Meghan Houlihan is the renewable energy program director for the Northeast Sustainable Energy Association, based in Greenfield, Mass. She periodically abandons her desk job to work as a web editor aboard Greenpeace vessels.

Monday, 2 Feb 2004


Back in bucolic little Vermont — my homeland — I wouldn’t need an alarm clock to wake me at 6:00 in the morning. But I’m in Chile, I’m reminded, as my eyes struggle to open just in time to see Chilean people only slightly younger than I am returning from a night of revelry. The window of my cabana reveals the sun just beginning to peek out from behind the mountains, and I have a long day ahead.

A view of Meghan’s hotel in Puerto Aisen.

Before I explain how I came to be here, down in spectacular Puerto Aisen in Patagonia, I should, by way of introduction, describe a soccer game held several nights ago. A contingent of about 20 Greenpeace people came here early last week to get acquainted with the local community and begin dialogue about the Alumysa project, a series of hydroelectric dams and an aluminum plant proposed for this area. Brainchild of Noranda, a Canadian company that has left a trail of environmental destruction around the world, Alumysa would result in the flooding of more than 24,700 acres of ancient forest. The Alumysa smelter would produce approximately 1.5 million tons of gaseous and solid waste each year, including fluorides, cyanide, and arsenic. But as in many other parts of Chile, the economy here is quite poor, and the promise of jobs is difficult to resist.

So my Greenpeace colleagues, after meeting various community members and holding some soft demonstrations to generate discussion about Alumysa, found themselves challenged to a game of soccer by the local police. Now, Chileans take their soccer very seriously, and the young, energetic Greenpeace volunteers were no different. With great excitement they accepted, and the teams met one fateful evening for a mighty battle.

It was clear from the start that we were in deep trouble. The professional stripes of the police team uniforms stood in stark contrast to the grubby T-shirts donned by the Greenpeace contingent. The police team moved with the precision of a hawk approaching its prey, communicating in that unspoken way characteristic of longstanding relationships — and expert players. The Greenpeace team, tireless, enthusiastic, and with the grace of a dog wearing a blindfold, held its own, scoring five goals, despite the fact that the police team had brought in a professional goalie (“foul!” we cried). The final score? Five to 30, a defeat of epic proportions.
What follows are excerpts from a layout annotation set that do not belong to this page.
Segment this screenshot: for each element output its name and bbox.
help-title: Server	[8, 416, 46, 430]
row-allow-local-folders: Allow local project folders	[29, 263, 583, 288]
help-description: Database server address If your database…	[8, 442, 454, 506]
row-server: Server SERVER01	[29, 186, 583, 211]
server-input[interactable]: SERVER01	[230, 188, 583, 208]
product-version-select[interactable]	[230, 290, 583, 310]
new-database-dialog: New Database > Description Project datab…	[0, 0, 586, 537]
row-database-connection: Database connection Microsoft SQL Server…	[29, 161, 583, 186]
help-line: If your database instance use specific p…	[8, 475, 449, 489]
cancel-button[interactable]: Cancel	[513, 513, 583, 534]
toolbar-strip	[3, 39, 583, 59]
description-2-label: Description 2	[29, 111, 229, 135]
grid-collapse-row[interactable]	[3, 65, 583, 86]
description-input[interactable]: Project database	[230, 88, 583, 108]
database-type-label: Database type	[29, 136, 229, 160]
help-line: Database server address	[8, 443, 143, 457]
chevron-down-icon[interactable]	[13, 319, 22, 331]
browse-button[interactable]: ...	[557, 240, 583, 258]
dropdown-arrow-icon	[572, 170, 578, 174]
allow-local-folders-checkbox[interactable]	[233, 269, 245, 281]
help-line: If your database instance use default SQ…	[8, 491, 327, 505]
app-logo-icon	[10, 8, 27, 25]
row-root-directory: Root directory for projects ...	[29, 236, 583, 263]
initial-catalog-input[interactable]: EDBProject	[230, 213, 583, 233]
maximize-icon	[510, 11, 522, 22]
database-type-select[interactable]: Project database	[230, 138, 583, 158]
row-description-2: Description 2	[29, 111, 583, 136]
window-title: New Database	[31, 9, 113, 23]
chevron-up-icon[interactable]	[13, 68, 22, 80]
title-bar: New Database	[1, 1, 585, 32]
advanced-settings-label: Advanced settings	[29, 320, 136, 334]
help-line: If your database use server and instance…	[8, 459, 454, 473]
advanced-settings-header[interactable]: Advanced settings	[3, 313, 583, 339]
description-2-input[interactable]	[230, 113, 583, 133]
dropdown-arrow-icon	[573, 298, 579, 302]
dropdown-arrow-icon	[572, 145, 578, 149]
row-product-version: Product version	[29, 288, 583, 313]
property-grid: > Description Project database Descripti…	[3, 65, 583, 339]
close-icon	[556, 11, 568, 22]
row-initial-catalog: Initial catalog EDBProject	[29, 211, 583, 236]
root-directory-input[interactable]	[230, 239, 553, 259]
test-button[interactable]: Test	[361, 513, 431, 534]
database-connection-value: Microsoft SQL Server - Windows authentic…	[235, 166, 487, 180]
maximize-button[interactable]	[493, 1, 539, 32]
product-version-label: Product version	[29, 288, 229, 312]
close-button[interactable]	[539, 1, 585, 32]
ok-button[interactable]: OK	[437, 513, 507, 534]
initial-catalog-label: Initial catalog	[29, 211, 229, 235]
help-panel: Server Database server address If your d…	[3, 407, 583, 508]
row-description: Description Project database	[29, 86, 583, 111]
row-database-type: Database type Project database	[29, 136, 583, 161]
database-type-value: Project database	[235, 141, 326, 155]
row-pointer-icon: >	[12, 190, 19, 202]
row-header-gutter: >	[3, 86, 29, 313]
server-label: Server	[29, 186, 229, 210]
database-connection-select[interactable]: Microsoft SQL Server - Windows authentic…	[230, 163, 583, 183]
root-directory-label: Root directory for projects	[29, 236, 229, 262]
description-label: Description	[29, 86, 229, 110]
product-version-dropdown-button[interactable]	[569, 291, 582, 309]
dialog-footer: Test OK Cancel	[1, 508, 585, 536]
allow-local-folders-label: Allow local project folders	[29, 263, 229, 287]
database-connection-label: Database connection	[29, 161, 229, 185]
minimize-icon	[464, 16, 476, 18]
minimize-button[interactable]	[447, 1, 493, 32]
The lesson? Some losses are okay.

So now we await the arrival of the Greenpeace ship Arctic Sunrise at Chacabuco, a nearby port, where we will begin a tour to draw attention to the plight of Chile’s ancient forests. By this evening, I will be situated on the ship, where I will maintain a website to communicate to the public about our tour, and, of course, to keep you informed about other lessons learned during the week ahead.